Was ist eine neurogene Blasenfunktionsstörung?
Stell dir vor, deine Blase und dein Gehirn kommunizieren über ein feines Netzwerk aus Nerven. Bei einer neurogenen Blasenfunktionsstörung ist genau diese Kommunikation gestört. Das bedeutet, dass die Nerven, die für die Kontrolle der Blasenmuskulatur (Detrusor) und des Schließmuskels verantwortlich sind, nicht mehr richtig arbeiten. Deine Blase kann sich dadurch entweder nicht vollständig entleeren oder sie entleert sich unkontrolliert, weil die entscheidenden Signale vom Gehirn nicht korrekt ankommen oder verarbeitet werden.
Die Ursachen hinter der gestörten Blasensteuerung
Eine neurogene Blasenfunktionsstörung ist keine eigenständige Krankheit, sondern immer die Folge einer zugrunde liegenden neurologischen Erkrankung oder einer Verletzung des Nervensystems. Das komplexe Zusammenspiel zwischen Gehirn, Rückenmark und Blase wird unterbrochen. Zu den häufigsten Ursachen gehören:
- Verletzungen des Rückenmarks (z. B. bei einer Querschnittslähmung)
- Multiple Sklerose (MS)
- Morbus Parkinson
- Ein Schlaganfall
- Diabetes mellitus (Zuckerkrankheit), wenn dieser zu Nervenschäden führt (diabetische Neuropathie)
- Spina bifida („offener Rücken“)
- Schwere Bandscheibenvorfälle mit Nervenkompression
Welche Symptome sind typisch?
Die Symptome können sehr unterschiedlich sein und hängen davon ab, welcher Teil des Nervensystems betroffen ist. Man unterscheidet hauptsächlich zwei Formen, die auch in Mischformen auftreten können:
- Die überaktive (spastische) Blase: Hier zieht sich der Blasenmuskel unkontrolliert zusammen, auch wenn die Blase kaum gefüllt ist.
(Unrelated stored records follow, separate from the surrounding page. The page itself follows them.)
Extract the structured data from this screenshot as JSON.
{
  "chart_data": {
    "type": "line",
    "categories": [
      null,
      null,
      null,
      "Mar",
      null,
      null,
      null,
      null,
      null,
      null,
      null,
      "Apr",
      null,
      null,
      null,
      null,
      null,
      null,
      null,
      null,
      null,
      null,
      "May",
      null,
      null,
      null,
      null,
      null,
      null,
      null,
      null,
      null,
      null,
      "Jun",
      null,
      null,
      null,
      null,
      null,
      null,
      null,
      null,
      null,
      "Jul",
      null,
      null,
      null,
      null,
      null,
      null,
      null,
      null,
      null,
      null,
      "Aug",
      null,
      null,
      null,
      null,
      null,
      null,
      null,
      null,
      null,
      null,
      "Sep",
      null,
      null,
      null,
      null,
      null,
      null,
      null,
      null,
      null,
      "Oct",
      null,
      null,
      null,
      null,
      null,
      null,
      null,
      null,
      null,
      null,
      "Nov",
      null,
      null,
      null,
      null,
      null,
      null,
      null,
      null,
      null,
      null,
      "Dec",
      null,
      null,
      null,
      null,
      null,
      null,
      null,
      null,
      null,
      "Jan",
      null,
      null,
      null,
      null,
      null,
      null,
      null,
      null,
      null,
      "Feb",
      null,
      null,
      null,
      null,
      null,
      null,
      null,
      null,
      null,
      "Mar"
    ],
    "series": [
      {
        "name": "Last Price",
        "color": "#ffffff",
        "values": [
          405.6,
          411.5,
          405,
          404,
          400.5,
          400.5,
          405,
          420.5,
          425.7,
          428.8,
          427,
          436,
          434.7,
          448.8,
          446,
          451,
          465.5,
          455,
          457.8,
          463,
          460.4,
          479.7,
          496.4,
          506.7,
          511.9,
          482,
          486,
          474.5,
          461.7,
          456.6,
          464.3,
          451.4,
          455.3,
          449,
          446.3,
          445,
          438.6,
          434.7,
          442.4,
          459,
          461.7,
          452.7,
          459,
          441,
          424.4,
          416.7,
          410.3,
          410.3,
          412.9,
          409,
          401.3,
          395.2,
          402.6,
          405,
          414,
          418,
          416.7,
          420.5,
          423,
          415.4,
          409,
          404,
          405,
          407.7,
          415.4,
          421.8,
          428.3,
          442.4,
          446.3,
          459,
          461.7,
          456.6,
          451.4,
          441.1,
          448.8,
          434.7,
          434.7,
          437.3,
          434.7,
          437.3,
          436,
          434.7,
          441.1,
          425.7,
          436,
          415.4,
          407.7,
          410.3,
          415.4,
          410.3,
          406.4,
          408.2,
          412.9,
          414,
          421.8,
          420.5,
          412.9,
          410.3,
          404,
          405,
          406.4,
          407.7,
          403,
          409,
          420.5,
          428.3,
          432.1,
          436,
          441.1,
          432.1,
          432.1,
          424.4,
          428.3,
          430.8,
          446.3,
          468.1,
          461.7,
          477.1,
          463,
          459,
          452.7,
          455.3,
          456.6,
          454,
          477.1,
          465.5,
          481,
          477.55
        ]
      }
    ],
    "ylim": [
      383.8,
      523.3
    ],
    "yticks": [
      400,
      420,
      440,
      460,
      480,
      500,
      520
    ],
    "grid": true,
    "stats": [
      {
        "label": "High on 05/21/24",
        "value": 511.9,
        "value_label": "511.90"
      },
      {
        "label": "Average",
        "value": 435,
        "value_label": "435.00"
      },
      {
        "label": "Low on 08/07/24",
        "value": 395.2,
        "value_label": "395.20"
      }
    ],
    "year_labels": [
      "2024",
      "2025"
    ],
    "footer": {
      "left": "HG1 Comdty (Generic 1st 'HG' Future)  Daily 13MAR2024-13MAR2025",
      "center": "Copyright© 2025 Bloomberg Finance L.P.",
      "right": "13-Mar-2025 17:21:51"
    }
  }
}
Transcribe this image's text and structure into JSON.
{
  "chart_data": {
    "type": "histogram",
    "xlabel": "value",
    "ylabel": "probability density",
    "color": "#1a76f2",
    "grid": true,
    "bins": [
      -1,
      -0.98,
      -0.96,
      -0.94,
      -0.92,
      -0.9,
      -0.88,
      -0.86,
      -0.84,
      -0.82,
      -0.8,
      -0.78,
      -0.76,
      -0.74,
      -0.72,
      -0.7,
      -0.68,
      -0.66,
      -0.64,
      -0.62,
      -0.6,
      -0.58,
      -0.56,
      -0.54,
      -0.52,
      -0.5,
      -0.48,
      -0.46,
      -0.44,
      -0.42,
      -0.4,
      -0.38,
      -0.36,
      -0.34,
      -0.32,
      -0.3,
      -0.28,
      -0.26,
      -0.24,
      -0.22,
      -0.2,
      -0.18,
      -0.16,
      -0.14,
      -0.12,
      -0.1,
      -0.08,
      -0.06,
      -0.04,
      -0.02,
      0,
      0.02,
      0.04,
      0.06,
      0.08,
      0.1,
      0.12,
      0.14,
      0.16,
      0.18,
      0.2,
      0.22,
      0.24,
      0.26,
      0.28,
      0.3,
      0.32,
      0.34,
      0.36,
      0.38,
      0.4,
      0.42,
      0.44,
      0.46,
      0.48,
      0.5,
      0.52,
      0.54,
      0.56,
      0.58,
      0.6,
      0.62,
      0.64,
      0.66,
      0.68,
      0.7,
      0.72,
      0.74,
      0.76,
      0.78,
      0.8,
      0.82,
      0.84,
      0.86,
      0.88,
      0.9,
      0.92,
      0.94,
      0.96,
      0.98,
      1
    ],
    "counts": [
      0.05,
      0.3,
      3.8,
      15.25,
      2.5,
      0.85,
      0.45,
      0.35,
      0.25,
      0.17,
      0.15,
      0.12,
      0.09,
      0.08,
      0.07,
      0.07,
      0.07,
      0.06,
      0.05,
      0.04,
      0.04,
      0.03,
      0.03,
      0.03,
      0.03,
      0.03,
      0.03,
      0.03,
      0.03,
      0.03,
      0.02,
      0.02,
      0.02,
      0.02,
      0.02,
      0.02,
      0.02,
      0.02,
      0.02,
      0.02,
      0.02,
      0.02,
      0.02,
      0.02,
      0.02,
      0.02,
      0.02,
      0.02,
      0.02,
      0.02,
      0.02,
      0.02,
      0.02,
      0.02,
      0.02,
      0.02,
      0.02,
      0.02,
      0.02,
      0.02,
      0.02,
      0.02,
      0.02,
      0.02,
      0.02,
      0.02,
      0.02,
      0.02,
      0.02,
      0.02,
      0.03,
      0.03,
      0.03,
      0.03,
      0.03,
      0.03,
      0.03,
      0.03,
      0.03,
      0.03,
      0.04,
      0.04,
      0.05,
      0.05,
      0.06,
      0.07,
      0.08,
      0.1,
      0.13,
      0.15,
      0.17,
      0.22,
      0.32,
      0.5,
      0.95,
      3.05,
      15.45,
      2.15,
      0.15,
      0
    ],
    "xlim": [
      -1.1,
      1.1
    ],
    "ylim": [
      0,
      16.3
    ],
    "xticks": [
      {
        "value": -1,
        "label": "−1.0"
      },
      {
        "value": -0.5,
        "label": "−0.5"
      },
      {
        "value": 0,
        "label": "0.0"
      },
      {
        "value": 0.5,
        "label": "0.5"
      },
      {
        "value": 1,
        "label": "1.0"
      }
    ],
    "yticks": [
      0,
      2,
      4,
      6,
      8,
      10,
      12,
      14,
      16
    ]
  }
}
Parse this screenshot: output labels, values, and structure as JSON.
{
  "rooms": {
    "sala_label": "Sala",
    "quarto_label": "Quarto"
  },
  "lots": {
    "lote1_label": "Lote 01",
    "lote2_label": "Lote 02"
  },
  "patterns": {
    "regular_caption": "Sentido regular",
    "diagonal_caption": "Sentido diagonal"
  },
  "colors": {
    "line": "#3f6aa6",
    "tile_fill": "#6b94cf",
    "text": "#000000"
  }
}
Dies führt zu plötzlichem, starkem Harndrang, sehr häufigem Wasserlassen (Pollakisurie) und ungewolltem Urinverlust (Dranginkontinenz).
- Die unteraktive (schlaffe) Blase: In diesem Fall ist der Blasenmuskel zu schwach, um sich zusammenzuziehen und die Blase vollständig zu entleeren. Du spürst oft keinen oder nur einen geringen Harndrang, obwohl die Blase voll ist. Dies kann zum unkontrollierten Überlaufen der Blase (Überlaufinkontinenz) und zu Restharnbildung führen, was das Risiko für Harnwegsinfekte deutlich erhöht.
Es ist entscheidend, dass du bei solchen Symptomen ärztliche Hilfe suchst. Eine genaue Diagnose, oft mittels urodynamischer Untersuchungen, ist der Schlüssel, um die passende Therapie zu finden und langfristige Komplikationen wie Nierenschäden zu vermeiden.